No deja de ser paradójico que, si bien los últimos tres gobiernos han resaltado que la educación es el rubro oficial con mayor asignación presupuestal, incluso por encima del sector defensa, hoy las universidades públicas estén arrastrando una crisis estructural equivalente a un déficit de 19 billones de pesos.
Resulta aún más complicado que ese hueco presupuestal siga creciendo pese a distintas estrategias implementadas en la última década para facilitar el acceso de los jóvenes a la educación superior. Desde programas como “Ser pilo paga” en el mandato Santos, “Generación E” en el de Duque y “Matrícula cero” −ya una ley− en la actual administración, cada vez han sido más las facilidades para que las personas de bajos y medianos recursos puedan cursar estudios técnicos, tecnológicos y universitarios. Igual ocurre con las líneas de crédito del Icetex para otorgar préstamos a los alumnos de instituciones públicas y privadas, cuyas tasas de interés y plazos de amortización han sido flexibilizados. A todo lo anterior debe sumarse el impacto superlativo del esfuerzo de la empresa privada multiplicando sus iniciativas de becas y patrocinios, beneficiando a decenas de miles de jóvenes. Adicionalmente, gobernaciones y alcaldías han fortalecido sus respectivos programas para que los bachilleres puedan continuar su preparación académica…

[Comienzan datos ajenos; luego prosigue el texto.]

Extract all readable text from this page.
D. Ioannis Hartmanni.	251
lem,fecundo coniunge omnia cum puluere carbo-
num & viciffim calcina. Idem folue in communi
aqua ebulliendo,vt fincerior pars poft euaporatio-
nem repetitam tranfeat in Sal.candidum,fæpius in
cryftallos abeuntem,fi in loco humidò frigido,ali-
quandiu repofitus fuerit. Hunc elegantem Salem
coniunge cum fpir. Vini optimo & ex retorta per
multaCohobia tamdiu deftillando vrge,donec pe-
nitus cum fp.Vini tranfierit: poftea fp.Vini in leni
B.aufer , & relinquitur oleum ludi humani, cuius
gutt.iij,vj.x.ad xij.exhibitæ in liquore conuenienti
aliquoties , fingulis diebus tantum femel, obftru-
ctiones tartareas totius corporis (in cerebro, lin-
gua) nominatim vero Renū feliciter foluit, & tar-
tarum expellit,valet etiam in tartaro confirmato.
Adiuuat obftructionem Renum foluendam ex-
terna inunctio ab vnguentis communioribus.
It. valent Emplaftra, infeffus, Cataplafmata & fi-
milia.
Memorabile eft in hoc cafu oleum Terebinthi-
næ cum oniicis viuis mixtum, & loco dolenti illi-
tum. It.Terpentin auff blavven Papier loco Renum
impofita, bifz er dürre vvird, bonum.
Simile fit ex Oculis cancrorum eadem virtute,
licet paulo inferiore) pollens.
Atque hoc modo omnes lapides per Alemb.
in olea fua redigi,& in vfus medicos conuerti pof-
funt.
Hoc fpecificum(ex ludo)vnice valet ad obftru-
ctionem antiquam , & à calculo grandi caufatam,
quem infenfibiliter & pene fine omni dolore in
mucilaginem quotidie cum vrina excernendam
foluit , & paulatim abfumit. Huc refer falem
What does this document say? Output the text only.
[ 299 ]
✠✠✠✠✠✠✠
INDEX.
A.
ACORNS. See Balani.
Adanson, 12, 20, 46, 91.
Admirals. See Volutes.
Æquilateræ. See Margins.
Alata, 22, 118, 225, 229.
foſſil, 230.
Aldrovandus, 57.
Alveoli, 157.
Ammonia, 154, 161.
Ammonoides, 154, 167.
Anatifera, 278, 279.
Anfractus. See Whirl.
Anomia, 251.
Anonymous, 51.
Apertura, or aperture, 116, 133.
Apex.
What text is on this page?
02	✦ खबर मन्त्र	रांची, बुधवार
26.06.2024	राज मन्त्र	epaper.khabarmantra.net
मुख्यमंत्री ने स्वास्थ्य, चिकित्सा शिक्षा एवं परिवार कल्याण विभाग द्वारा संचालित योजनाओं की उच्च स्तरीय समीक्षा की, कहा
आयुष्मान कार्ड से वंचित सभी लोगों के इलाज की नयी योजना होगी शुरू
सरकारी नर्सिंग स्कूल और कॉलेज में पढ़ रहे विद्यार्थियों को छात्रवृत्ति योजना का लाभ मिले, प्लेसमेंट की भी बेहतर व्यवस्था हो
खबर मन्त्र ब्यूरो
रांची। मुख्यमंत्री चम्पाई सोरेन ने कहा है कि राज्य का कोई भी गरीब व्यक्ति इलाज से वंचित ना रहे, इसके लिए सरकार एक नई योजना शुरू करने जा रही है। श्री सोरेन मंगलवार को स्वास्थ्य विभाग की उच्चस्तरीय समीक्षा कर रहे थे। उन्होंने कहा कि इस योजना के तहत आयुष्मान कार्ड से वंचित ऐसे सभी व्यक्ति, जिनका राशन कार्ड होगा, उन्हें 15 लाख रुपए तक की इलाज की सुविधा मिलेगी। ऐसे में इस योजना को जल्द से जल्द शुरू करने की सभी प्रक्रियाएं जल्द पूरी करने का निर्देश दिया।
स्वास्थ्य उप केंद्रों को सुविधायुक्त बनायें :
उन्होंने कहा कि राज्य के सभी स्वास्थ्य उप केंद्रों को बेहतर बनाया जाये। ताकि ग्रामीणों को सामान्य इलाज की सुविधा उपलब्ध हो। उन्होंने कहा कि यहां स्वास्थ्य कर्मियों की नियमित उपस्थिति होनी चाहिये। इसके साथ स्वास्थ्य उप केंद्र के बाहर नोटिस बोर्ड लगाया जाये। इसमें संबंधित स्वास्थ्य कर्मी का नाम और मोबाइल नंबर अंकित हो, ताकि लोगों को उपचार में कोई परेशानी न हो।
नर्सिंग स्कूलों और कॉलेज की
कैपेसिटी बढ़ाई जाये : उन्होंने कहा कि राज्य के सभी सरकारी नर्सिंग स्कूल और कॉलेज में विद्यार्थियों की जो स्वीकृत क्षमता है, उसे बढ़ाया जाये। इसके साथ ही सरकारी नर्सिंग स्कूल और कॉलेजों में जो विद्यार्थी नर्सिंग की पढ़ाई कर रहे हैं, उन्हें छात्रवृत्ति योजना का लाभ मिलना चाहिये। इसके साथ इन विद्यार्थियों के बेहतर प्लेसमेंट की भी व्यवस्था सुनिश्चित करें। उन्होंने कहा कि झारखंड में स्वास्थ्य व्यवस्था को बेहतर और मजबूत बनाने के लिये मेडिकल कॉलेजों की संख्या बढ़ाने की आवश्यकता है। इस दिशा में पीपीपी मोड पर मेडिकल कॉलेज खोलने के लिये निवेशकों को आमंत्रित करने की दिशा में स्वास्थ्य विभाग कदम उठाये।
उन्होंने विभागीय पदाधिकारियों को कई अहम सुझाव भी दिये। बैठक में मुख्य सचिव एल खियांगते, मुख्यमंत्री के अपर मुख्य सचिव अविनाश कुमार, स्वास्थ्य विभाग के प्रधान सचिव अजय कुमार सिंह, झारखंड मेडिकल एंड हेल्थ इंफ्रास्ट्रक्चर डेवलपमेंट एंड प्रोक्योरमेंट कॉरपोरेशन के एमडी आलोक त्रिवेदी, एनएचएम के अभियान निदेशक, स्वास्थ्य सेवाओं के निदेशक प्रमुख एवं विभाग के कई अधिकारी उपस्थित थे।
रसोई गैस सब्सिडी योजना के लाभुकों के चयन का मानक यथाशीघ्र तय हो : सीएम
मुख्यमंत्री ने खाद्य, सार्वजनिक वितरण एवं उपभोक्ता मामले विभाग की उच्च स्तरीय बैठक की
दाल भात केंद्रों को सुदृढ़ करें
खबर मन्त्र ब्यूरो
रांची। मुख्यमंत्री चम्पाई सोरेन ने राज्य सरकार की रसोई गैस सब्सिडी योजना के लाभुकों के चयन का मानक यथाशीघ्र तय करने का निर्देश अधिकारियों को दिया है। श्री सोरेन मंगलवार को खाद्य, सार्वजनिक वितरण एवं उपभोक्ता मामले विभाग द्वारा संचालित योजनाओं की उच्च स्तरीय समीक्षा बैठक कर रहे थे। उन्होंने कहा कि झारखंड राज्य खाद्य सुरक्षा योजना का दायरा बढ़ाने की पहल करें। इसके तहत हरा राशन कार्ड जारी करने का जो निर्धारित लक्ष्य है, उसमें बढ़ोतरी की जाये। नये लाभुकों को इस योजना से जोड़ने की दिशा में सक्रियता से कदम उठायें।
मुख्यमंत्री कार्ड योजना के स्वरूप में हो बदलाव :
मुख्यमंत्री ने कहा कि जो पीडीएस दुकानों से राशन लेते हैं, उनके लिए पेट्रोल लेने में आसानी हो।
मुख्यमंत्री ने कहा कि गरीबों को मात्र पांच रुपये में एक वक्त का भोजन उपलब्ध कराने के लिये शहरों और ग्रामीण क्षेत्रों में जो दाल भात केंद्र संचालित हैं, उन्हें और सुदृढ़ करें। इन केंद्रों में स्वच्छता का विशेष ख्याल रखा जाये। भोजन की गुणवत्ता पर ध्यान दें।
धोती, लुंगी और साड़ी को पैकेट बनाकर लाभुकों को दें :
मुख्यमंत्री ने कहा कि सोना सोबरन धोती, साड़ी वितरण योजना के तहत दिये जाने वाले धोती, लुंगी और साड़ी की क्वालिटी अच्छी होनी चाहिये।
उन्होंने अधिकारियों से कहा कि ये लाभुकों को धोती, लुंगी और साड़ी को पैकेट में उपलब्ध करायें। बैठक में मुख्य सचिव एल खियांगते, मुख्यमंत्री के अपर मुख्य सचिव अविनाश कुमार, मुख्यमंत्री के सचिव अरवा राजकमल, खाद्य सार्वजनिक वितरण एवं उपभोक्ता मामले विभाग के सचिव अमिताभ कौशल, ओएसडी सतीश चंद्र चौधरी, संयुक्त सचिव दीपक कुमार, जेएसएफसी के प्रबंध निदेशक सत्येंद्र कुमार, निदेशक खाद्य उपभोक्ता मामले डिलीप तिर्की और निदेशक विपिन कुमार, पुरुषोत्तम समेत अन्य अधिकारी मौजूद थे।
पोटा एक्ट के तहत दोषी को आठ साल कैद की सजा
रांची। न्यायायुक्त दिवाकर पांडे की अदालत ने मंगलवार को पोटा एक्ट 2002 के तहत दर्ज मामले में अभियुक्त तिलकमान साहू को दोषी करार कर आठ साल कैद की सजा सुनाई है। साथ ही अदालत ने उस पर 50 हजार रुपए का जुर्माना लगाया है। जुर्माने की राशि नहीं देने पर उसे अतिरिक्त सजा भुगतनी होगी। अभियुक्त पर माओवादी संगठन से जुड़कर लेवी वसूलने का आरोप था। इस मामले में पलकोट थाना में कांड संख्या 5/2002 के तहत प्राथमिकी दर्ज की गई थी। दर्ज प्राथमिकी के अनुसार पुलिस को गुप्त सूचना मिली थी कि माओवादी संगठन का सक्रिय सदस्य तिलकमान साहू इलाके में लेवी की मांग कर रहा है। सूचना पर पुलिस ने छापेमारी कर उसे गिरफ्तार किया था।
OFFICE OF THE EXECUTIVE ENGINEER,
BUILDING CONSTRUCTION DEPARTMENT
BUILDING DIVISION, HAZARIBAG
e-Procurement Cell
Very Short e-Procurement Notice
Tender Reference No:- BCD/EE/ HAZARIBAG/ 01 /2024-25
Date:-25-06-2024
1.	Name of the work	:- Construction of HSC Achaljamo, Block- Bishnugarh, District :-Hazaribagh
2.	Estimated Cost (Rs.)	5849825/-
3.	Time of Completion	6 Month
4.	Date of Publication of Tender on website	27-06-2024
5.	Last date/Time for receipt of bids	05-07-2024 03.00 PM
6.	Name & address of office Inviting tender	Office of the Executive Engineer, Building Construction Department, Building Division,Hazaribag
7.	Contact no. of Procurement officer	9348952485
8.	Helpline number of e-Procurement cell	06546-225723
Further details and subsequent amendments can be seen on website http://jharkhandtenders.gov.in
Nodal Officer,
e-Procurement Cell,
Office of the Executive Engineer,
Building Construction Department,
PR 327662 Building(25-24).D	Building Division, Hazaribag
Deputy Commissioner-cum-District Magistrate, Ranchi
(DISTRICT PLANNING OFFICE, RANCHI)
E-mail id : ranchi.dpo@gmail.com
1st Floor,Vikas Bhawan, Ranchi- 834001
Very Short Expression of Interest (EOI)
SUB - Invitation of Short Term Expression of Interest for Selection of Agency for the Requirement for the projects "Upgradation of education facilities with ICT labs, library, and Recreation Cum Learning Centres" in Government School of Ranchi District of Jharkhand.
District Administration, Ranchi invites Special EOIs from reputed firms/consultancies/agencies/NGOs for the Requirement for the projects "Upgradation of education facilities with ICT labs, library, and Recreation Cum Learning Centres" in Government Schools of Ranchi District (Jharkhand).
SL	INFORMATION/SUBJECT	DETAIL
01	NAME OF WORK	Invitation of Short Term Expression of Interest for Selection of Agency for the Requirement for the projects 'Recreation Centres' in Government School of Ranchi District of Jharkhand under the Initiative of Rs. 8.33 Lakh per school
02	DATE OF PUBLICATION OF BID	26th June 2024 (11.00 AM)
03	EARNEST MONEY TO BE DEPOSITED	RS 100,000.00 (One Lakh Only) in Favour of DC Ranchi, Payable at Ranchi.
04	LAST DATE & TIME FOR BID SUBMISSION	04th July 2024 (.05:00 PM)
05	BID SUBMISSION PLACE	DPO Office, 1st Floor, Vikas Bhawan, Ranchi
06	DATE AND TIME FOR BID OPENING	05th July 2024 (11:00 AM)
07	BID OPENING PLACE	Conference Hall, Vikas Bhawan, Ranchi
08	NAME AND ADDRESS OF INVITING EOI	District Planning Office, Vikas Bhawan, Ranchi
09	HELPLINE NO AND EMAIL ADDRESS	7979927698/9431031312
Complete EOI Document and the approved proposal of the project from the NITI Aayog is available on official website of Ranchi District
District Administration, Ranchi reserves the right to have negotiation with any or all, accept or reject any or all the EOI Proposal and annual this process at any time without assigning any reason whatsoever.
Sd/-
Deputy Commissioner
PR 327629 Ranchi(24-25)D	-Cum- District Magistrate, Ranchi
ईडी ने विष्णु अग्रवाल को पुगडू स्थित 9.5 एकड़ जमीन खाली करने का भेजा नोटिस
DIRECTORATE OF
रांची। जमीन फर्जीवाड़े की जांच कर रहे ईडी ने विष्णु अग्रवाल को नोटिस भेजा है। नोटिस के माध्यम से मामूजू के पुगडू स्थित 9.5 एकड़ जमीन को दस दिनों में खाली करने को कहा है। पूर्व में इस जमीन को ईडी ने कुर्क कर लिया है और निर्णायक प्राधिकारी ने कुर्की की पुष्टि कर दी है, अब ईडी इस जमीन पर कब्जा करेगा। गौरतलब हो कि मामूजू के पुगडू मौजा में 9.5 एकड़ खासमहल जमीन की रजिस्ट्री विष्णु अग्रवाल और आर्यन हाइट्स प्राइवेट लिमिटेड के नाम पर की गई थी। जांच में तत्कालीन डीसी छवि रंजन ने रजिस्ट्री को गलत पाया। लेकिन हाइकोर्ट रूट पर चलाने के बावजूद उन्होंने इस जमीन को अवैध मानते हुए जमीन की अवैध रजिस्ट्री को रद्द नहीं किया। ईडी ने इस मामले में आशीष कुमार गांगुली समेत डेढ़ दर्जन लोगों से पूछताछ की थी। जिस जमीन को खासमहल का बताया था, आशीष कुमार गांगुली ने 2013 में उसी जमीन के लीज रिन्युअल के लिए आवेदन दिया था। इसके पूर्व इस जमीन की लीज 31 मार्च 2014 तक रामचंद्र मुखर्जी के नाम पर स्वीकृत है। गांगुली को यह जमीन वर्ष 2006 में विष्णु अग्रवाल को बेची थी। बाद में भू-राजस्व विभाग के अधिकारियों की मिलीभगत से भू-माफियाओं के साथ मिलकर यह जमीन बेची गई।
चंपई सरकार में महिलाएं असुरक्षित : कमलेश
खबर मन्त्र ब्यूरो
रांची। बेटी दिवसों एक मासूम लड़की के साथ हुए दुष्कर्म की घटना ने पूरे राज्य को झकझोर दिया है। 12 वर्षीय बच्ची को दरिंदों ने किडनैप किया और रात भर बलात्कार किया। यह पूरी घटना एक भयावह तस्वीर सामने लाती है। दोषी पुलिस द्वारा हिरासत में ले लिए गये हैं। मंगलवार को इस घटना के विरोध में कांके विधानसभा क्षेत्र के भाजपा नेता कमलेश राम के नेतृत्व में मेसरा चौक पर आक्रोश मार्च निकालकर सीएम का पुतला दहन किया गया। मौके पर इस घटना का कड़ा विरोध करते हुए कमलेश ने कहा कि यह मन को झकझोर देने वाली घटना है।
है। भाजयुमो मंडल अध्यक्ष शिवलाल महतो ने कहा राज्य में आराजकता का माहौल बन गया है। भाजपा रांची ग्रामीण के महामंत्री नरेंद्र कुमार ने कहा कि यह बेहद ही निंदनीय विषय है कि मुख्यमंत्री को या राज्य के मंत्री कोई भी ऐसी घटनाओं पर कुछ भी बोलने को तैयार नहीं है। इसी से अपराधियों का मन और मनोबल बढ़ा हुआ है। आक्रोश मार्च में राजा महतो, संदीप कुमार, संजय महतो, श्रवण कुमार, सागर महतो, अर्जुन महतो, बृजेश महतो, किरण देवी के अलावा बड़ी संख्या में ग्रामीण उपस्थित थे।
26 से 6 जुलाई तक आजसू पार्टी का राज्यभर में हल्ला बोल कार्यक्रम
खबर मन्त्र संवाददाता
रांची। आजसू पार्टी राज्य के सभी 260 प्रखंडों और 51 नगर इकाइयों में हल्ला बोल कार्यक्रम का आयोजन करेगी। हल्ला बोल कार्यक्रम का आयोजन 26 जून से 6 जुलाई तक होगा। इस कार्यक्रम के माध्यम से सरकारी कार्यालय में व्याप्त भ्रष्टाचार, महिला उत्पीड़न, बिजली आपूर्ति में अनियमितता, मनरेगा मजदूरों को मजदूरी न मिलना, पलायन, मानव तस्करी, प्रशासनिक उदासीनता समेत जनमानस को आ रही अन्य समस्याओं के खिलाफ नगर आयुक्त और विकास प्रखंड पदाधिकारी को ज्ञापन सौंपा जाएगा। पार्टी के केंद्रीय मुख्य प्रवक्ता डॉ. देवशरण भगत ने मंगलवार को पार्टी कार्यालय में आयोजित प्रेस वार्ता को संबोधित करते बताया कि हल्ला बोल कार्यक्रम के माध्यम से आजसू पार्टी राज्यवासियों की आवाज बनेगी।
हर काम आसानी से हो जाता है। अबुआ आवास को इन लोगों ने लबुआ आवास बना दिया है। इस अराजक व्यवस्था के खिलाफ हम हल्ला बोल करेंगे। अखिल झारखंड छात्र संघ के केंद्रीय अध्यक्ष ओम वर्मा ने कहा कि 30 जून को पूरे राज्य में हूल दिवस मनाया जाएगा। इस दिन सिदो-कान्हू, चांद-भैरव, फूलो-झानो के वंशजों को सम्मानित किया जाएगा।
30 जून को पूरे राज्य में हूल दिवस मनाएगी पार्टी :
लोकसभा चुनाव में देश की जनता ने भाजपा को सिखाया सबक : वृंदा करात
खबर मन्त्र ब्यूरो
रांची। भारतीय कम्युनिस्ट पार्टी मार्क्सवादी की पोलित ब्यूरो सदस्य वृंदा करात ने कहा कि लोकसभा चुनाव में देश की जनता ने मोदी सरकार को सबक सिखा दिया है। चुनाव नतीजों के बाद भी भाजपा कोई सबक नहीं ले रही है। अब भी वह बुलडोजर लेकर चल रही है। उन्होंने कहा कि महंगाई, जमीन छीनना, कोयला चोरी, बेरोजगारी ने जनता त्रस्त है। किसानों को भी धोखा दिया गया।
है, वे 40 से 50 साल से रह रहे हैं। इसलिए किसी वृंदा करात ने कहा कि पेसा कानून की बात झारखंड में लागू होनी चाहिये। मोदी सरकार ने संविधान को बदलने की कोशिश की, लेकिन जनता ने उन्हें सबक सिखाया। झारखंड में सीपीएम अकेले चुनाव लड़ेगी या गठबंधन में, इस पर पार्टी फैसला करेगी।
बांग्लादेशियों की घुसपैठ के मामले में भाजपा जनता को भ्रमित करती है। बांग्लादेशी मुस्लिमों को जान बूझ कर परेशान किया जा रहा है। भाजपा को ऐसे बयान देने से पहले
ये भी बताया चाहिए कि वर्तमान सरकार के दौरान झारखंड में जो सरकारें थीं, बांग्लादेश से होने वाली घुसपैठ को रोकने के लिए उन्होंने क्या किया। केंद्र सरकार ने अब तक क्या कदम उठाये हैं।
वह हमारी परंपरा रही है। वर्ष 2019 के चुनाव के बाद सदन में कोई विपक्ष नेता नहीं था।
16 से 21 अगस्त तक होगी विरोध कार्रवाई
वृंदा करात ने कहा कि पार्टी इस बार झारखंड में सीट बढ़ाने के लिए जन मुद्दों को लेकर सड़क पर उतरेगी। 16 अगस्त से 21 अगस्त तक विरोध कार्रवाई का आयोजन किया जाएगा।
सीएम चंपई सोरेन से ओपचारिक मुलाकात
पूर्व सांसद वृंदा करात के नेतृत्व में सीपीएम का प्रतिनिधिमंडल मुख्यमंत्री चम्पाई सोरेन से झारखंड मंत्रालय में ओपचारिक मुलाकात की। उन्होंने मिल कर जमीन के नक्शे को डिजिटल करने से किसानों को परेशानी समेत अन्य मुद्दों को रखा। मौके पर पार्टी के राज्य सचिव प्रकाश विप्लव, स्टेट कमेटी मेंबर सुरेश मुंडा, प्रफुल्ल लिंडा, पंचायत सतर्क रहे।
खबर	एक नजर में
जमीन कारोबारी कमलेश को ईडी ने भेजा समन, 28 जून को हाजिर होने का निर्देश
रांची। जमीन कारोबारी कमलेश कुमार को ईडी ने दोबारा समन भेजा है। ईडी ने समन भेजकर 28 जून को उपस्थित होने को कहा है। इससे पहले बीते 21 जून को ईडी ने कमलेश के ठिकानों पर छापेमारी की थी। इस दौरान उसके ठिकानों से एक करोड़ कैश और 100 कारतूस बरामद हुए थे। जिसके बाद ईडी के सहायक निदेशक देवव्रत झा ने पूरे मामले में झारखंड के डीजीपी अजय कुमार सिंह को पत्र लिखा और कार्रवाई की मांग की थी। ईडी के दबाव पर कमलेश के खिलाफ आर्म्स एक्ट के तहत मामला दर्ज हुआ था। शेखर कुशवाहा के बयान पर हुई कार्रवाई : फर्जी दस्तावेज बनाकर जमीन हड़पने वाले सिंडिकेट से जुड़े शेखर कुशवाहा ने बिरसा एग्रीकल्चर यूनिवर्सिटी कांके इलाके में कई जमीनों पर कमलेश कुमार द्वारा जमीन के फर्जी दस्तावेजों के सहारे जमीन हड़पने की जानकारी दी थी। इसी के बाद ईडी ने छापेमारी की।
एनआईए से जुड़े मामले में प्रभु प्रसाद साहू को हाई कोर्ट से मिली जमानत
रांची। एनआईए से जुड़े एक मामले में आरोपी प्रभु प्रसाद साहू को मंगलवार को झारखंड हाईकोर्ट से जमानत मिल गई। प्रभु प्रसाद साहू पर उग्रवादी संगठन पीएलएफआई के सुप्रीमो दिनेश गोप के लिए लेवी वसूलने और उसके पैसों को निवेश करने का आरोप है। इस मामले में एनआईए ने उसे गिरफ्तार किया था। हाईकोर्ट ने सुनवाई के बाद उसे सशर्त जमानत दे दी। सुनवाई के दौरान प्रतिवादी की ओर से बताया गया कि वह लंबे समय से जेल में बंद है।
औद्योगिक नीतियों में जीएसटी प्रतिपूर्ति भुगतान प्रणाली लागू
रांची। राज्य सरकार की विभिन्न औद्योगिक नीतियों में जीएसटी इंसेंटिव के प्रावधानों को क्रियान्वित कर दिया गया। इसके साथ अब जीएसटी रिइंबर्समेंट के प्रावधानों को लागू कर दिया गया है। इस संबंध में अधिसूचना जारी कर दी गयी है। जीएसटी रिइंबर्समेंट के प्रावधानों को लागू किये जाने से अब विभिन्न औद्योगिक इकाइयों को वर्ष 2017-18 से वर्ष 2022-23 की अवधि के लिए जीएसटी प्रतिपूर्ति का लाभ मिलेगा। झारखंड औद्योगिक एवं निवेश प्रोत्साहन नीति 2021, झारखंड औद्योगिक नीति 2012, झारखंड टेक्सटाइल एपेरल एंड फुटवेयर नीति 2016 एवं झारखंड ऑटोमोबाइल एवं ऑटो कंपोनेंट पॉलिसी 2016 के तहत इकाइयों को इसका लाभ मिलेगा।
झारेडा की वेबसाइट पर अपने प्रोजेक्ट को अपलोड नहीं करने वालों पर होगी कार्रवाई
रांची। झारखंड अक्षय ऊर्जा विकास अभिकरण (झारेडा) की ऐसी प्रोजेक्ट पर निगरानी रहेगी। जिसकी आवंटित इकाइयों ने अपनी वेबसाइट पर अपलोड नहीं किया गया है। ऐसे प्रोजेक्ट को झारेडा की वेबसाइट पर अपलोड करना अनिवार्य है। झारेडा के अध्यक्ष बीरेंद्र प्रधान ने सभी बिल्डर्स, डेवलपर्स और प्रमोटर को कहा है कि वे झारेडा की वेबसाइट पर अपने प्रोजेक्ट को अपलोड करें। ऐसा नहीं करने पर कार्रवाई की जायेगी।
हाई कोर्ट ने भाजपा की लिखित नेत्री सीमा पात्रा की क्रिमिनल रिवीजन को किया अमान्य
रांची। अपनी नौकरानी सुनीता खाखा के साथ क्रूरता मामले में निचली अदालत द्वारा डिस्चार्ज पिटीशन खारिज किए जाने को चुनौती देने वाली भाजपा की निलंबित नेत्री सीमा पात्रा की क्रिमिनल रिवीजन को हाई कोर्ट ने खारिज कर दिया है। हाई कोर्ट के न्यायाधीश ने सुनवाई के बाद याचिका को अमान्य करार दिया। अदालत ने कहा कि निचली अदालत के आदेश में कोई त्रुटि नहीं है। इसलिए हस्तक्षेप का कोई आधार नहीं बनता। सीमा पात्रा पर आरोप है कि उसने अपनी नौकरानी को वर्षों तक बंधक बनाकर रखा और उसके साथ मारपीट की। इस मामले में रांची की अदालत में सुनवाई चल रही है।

Visto lo anterior, impacta lo advertido por el presidente de la Asociación Colombiana de Universidades (Ascun) y rector de la Córdoba, Jairo Torres Oviedo, en torno a que los 34 claustros públicos soportan un billonario desfinanciamiento estructural originado en el indicador inflacionario que se aplica para hacer transferencias presupuestales de la nación a estas instituciones, con base en lo ordenado en la Ley 30 de 1992.
Ese déficit se explica así: cuando empezó a regir esta norma había 155.000 alumnos en los claustros de educación superior oficiales, pero hoy ya son 650.000. Consecuentemente, aumentaron los gastos por mayores plantas de profesores, escalas salariales y pensionales, ampliación de infraestructura, costos administrativos y otros rubros. Si bien las universidades han tratado de apoyarse en ingresos derivados de contratos, investigaciones, asesorías, consultorías y otros servicios, estos no alcanzan para suplir el hueco financiero. Incluso la nación ha tenido que concurrir para sufragar en parte el funcionamiento institucional, pero es apenas un salvavidas parcial.
¿Qué hacer? La solución de fondo está en modificar el indicador de transferencias presupuestales, desligándolo de la evolución inflacionaria y creando una fórmula que refleje realmente los costos en estos claustros públicos. De hecho, en el proyecto gubernamental que cursa en el Congreso −una iniciativa recortada frente a la que el Ejecutivo y su bancada dejaron hundir en último debate a mediados del año pasado en el Senado− ya se contempla esta reforma y hay esperanza en que avance durante este primer semestre.
Sin embargo, es claro que el problema de la educación superior en Colombia pasa no solo por la crisis presupuestal. Hay otros flagelos tanto o más lesivos. Por ejemplo, las brechas de cobertura e instrucción técnica, tecnológica y universitaria entre las áreas urbanas y rurales. También está el desequilibrio entre la calidad y el rendimiento de estudiantes de claustros públicos y privados.
No menos complicado es lo relacionado con el cortocircuito cada vez más evidente entre las carreras que se ofertan y lo que está demandando el mercado laboral. Otros flancos débiles están en los índices de deserción, la lenta adopción de nuevas tecnologías y modernización de pensum, una deficiente internacionalización de las instituciones, los problemas recurrentes con el costo de los créditos del Icetex, las obligaciones pendientes en materia salarial y pensional, así como la inmovilidad de las plantas de profesores por cuestiones sindicales, impidiendo, además, una mejoría permanente en la cualificación del talento docente que permita incrementar el número de instituciones con acreditación nacional y externa…
Hemos indicado en estas páginas que en Colombia está pendiente un examen integral y realista a la calidad, pertinencia, cobertura y eficiencia de la educación superior. Un examen que profundice sobre los aspectos presupuestales, de infraestructura, mejoría de la planta profesoral y demás talento humano. Que ahonde en el aumento del nivel académico y de la capacidad investigativa, innovadora y científica. Igualmente, que establezca una concordancia real entre oferta de carreras y demanda de profesionales, tecnólogos y técnicos, al tiempo que fortalezca la capacidad de progresión hacia especializaciones, posgrados, maestrías y doctorados…
Esos y muchos otros temas deben ponerse bajo la lupa y producir no solo diagnósticos, sino planes de acción estructurales. Los mismos que deben aterrizarse en cronogramas y políticas de Estado, en lugar de simplemente archivarse en documentos y libros, como ha ocurrido con anteriores misiones de expertos y sabios.